Thomas Vera, the county's tech support specialist, has been on board for a year as of this coming Friday.
Asked by Blowers if anything was being forgotten in his list, Vera quickly added, "Scanners, copiers."
For people who love all things computer-related, though, that's hardly all bad.
"It's a lot of fun - you get to touch everything," Blowers chuckled. "There aren't too many environments where you get to touch everything. Usually it's segregated out.
"It's a dream job, actually, from that standpoint."
Prior to county employ, Blowers worked for IBM, Reliastar and ING as those companies' structures evolved.
"Basically, three different jobs, but all the same job in the same building," he said.
Vera served more than a dozen years combined in the Army and Air Force as a computer operator, a job that enabled him to "touch pretty much anything related to communications."
"Pretty much anything that was associated with a computer, I was involved in," Vera said.
Working for the county has been an adjustment, Vera said, albeit a pleasant one.
"It's definitely different than the military, where they're all leading-edge technology," he said. "But it's nice to be part of bringing Ward County into the 21st century with brand new infrastructure."

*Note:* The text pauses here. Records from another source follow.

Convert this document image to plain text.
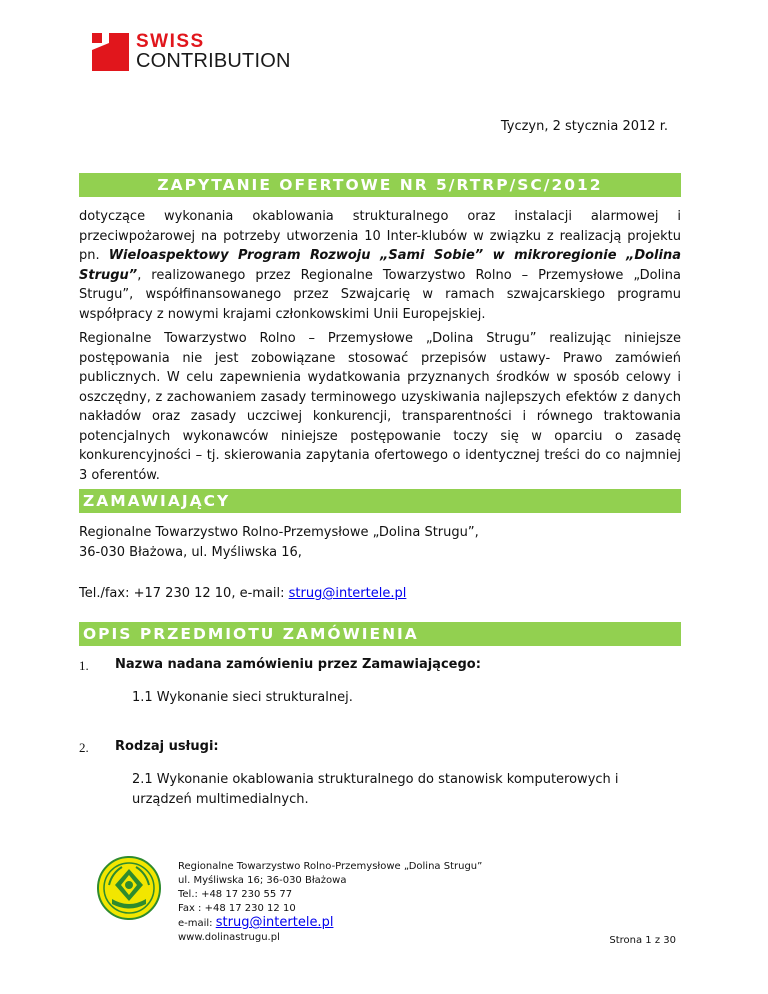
SWISS
CONTRIBUTION
Tyczyn, 2 stycznia 2012 r.
ZAPYTANIE OFERTOWE NR 5/RTRP/SC/2012
dotyczące wykonania okablowania strukturalnego oraz instalacji alarmowej i przeciwpożarowej na potrzeby utworzenia 10 Inter-klubów w związku z realizacją projektu pn. Wieloaspektowy Program Rozwoju „Sami Sobie” w mikroregionie „Dolina Strugu”, realizowanego przez Regionalne Towarzystwo Rolno – Przemysłowe „Dolina Strugu”, współfinansowanego przez Szwajcarię w ramach szwajcarskiego programu współpracy z nowymi krajami członkowskimi Unii Europejskiej.
Regionalne Towarzystwo Rolno – Przemysłowe „Dolina Strugu” realizując niniejsze postępowania nie jest zobowiązane stosować przepisów ustawy- Prawo zamówień publicznych. W celu zapewnienia wydatkowania przyznanych środków w sposób celowy i oszczędny, z zachowaniem zasady terminowego uzyskiwania najlepszych efektów z danych nakładów oraz zasady uczciwej konkurencji, transparentności i równego traktowania potencjalnych wykonawców niniejsze postępowanie toczy się w oparciu o zasadę konkurencyjności – tj. skierowania zapytania ofertowego o identycznej treści do co najmniej 3 oferentów.
ZAMAWIAJĄCY
Regionalne Towarzystwo Rolno-Przemysłowe „Dolina Strugu”,
36-030 Błażowa, ul. Myśliwska 16,
Tel./fax: +17 230 12 10, e-mail: strug@intertele.pl
OPIS PRZEDMIOTU ZAMÓWIENIA
1. Nazwa nadana zamówieniu przez Zamawiającego:
1.1 Wykonanie sieci strukturalnej.
2. Rodzaj usługi:
2.1 Wykonanie okablowania strukturalnego do stanowisk komputerowych i urządzeń multimedialnych.
Regionalne Towarzystwo Rolno-Przemysłowe „Dolina Strugu”
ul. Myśliwska 16; 36-030 Błażowa
Tel.: +48 17 230 55 77
Fax : +48 17 230 12 10
e-mail: strug@intertele.pl
www.dolinastrugu.pl	Strona 1 z 30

In fact, much of the newer implementations Blowers and Vera are working on are quite cutting-edge, including the new phone system.
Blowers said the "final push" to the new systems is going to be the conversion of all the county's systems currently running the Windows XP operating system to Windows 7 systems before Microsoft stops supporting XP, which is currently scheduled for 2014.
In addition, the courthouse has been almost completely rewired, with new network and phone switches.
In the days and months to come, Blowers said the issue of network infrastructure at the county social services department will have to be address, although that's a somewhat tricky situation at this point.
There has been longstanding discussion about the relocation of that department from its current home at the River of Life Church building on 22nd Avenue Northwest.
"That could change depending on where they're physically located," Blowers said. "We'll also have to take a look at the infrastructure of the jail. When that will be, I don't know. I know it's not on the slate for this year."
Vera said that during the rewiring process at the courthouse, they were also "planning forward" by including several termination points where connections can easily be made to run cabling to a new county building next door, should a new one ever be built.
"One of our goals this year is to revamp the county's website (www.wardnd.com)," Blowers said. "We're trying to get a new face for the county, because we need that."